His inability to see the capillaries should not have prevented him from making the simple calculation that Harvey later made of the untenable quantity of blood consumed each day under his theory.

It has been argued that Galen's desire to vindicate Plato's view of the soul against the Stoics blinded him to the obvious conclusions of his observations.

What explains the ensuing 1300 years of willful blindness? (There might have been a Muslim, Ibn Al-Nafis, who discovered the pulmonary circulation a few hundred years prior to Harvey, being uninhibited by the Greek philosophical arguments.) There was certainly there was much distraction from investigation. The prohibitions against dissection existed in Rome as well as in the church, so it wasn't just that, though the prohibition may have meant more to Christians for different reasons. (Vivisection of animals was at least discouraged by the church, if not fully prohibited at times. This was a important part of Harvey's experiments.) Basically, I think there was no incentive theologically to change the view.
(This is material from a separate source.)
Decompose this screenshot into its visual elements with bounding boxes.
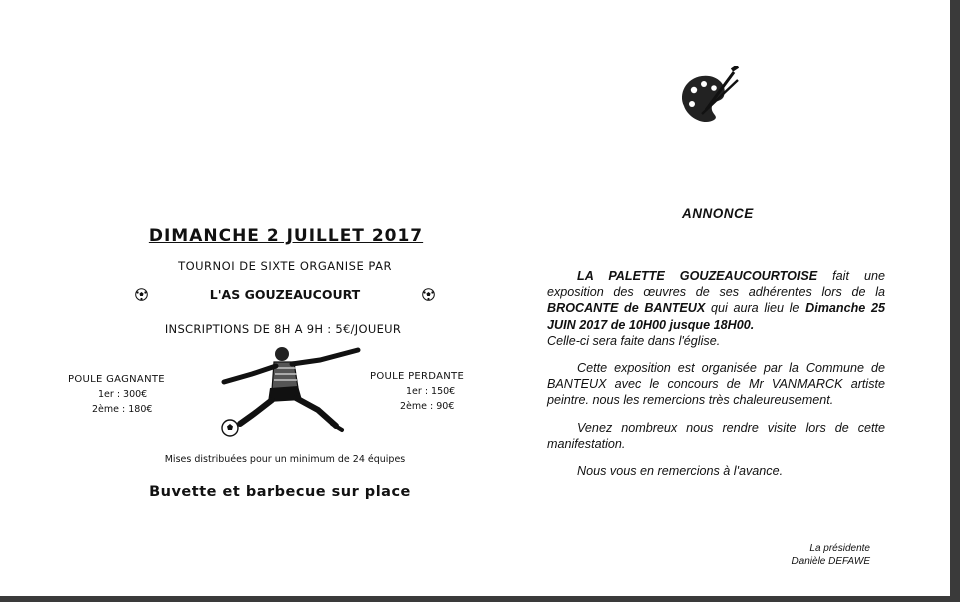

It has been argued that lack of accurate experimentation is what kept first Erasistratus, then Galen, then Spieghel, from drawing accurate conclusions. Granted that these men did not have all the tools, or all the colleagues competing, or all the previous knowledge and successes to build on. Nonetheless, they were incredible observers, great theorists, insightful concluders. Except when their assumptions were wrong.

So what looks like the accurate scientific explanation might not be,
even if it held for 1400 years. And wrong interpretations flow from
wrong presuppositions, theological ones.